Возможно, кто-нибудь удивится, что она сшила себе точно такое же платье с жабо, как и в прошлый день рождения, и Хейнике скажет на это:

— Ну да. А какое же еще?

Младшие коллеги не знают, что такое платье было на ней в «Женщинах Нискавуори», где она играла вместе с Андресом.

Говорят, достаточно с Хейнике того, что театр, публика и критики любят ее. Но что все-таки мы знаем о ней? Кто позволит заглянуть в себя? Хейнике не позволяла.

Я перелистывала записную книжку. Искала ее адрес. Не нашла и написала номер дома наугад, по памяти, примерно. Потом пожалела. Надо было послать открытку на адрес театра.

Листая записную книжку, обнаружила фразу: «Один мужчина сломался». По какому поводу и к кому это относилось, вспомнить не смогла.

Спокойствие, спокойствие…

Где его взять?

Я держала в руках ветку лимонного дерева.

Солнце припекало плечи и макушку. Меня начало подташнивать, и в поисках тени я пошла под маркизу витрины какого-то магазина.

По пустой, обесцвеченной солнцем улице цокали копыта. Коляска была с черной крышей. Cocchiere махнул мне рукой. Я покачала головой, знала, что извозчики здесь дороже такси.

Он проехал мимо меня.

Слышала удаляющийся цокот копыт. Я еще долго стояла под маркизой, прежде чем мне полегчало. Какой-то молодой синьор пытался заговорить со мною, ему придало смелости то, что я была одна.

Я сказала себе шутки ради: пока я одна, я остаюсь сама собой.

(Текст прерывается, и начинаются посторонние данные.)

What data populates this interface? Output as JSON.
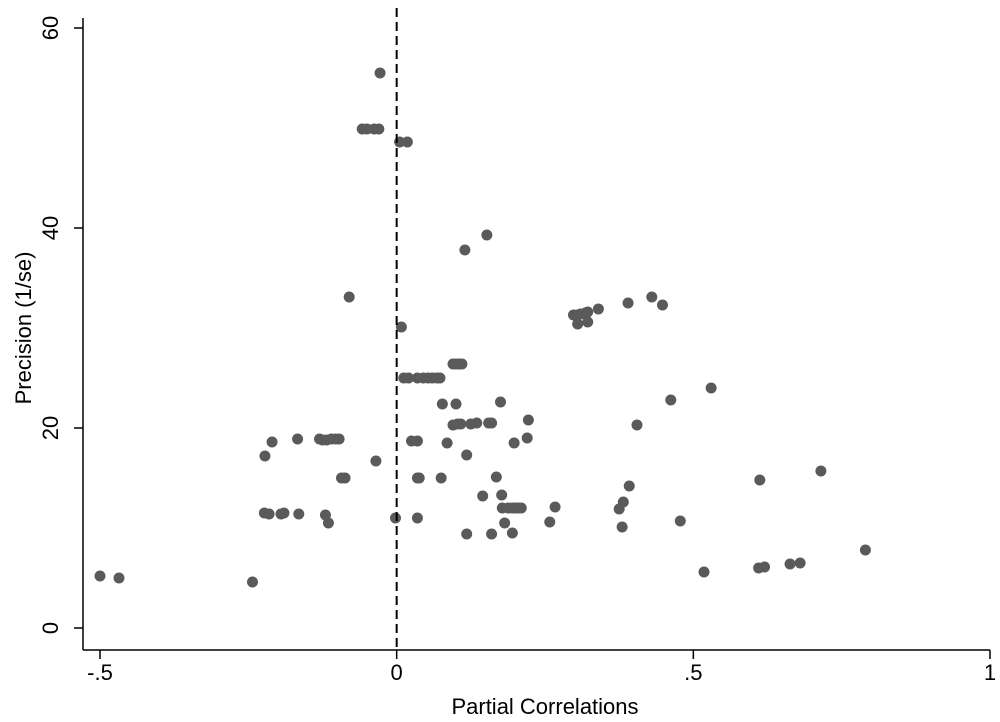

Славные лампы были выставлены в витрине, люстры, — я была уверена, что они не только освещают, но при этом могут и позванивать, — и еще игрушечно-маленькие венецианские висячие фонари с цветными стеклами, и настенные бра, которые годились, чтобы составить компанию старинной мебели.

Этот магазин был не из тех, где безразлично осматриваешь товары, видишь, что ничего нужного тебе нет, и можешь спокойно идти дальше. Правда, я попала сюда случайно в поисках тени, но занятные светильники доставили мне большое удовольствие.

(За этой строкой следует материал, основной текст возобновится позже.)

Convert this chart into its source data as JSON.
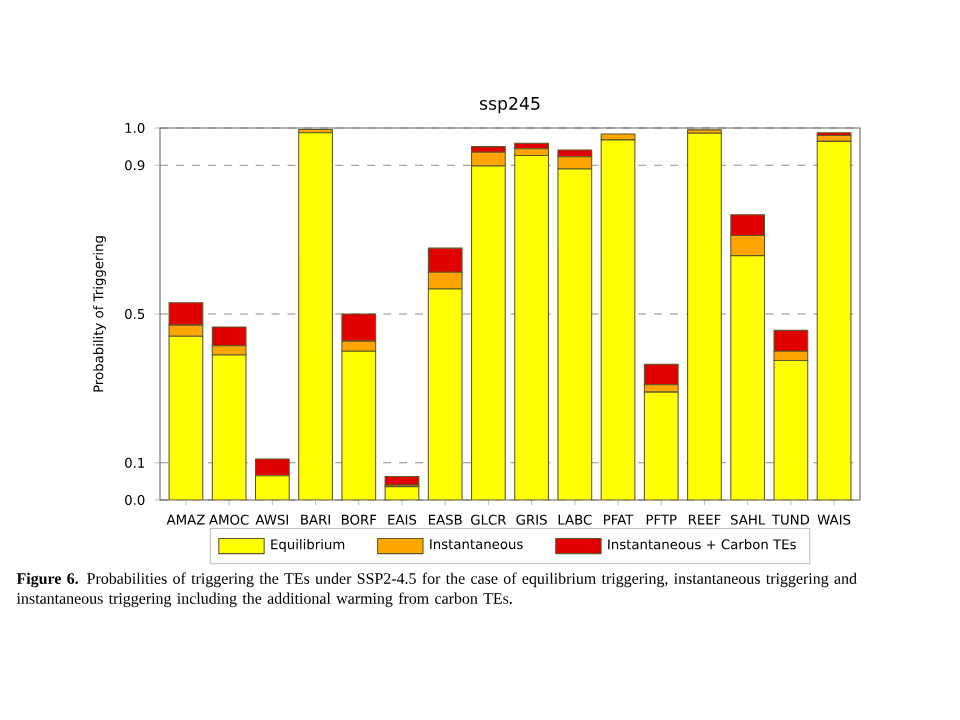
{
  "chart_data": {
    "type": "bar",
    "stacked": true,
    "title": "ssp245",
    "ylabel": "Probability of Triggering",
    "categories": [
      "AMAZ",
      "AMOC",
      "AWSI",
      "BARI",
      "BORF",
      "EAIS",
      "EASB",
      "GLCR",
      "GRIS",
      "LABC",
      "PFAT",
      "PFTP",
      "REEF",
      "SAHL",
      "TUND",
      "WAIS"
    ],
    "series": [
      {
        "name": "Equilibrium",
        "color": "#ffff00",
        "values": [
          0.44,
          0.39,
          0.065,
          0.987,
          0.4,
          0.036,
          0.567,
          0.898,
          0.926,
          0.89,
          0.968,
          0.29,
          0.986,
          0.657,
          0.375,
          0.964
        ]
      },
      {
        "name": "Instantaneous",
        "color": "#ffa500",
        "values": [
          0.03,
          0.025,
          0.0,
          0.009,
          0.027,
          0.004,
          0.045,
          0.037,
          0.018,
          0.033,
          0.016,
          0.02,
          0.009,
          0.054,
          0.025,
          0.016
        ]
      },
      {
        "name": "Instantaneous + Carbon TEs",
        "color": "#e00000",
        "values": [
          0.06,
          0.05,
          0.045,
          0.0,
          0.073,
          0.023,
          0.065,
          0.015,
          0.015,
          0.018,
          0.0,
          0.055,
          null,
          0.056,
          0.056,
          0.007
        ]
      }
    ],
    "ylim": [
      0,
      1
    ],
    "yticks": [
      {
        "value": 0,
        "label": "0.0"
      },
      0.1,
      0.5,
      0.9,
      {
        "value": 1,
        "label": "1.0"
      }
    ],
    "grid": "y",
    "legend": "bottom",
    "annotations": [
      "**Figure 6.** Probabilities of triggering the TEs under SSP2-4.5 for the case of equilibrium triggering, instantaneous triggering and instantaneous triggering including the additional warming from carbon TEs."
    ]
  }
}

Не опасаясь, что вещи и здания, украшенные гербами и коронами, могут дурно повлиять на грядущие поколения, Ленин издал декрет о защите памятников старины. Может быть, благодаря этому мы и сохранили умение понимать красоту и восхищаться ею.

На противоположной стороне улицы парнишка-приказчик вносил огромную бутыль с вином в дверь винного магазина. Но неожиданно силы отказали ему. Тяжеленная пузатая бутылища выскользнула из еще по-детски слабых рук и, упав, разбилась. Мальчишка замер потрясенно: по булыжнику улицы текла красная кровь ягод. В дверях магазина появился хозяин. Выскочил, как кукушка из часов. Хозяин закричал, замахнулся, чтобы ударить monello, и тут заметил меня. Я испуганно держала руку у рта.

— Пошел прочь! — крикнул виноторговец. — Levati dintorno!

Думаю, что поняла правильно. Я сейчас же пошла прочь. Словно эти слова относились ко мне. Оглянулась: парнишка в длинном льняном фартуке стоял в струящемся вине и дрожал.

Я пыталась выключить эту картину из зрительной памяти. Обычно мне тогда удается освободиться от какого-нибудь навязчивого видения, когда заставляю себя подумать о чем-то абстрактном. Стала вспоминать название тех сочных растений, которые я приняла за кактусы. Опунция! На опунциях живет насекомое кошениль, из которого добывается ценная красная краска кармин. Но красное красящее вещество ассоциировалось у меня с текущим вином, и я повторяла про себя лишь фразу: «На опунции живет насекомое».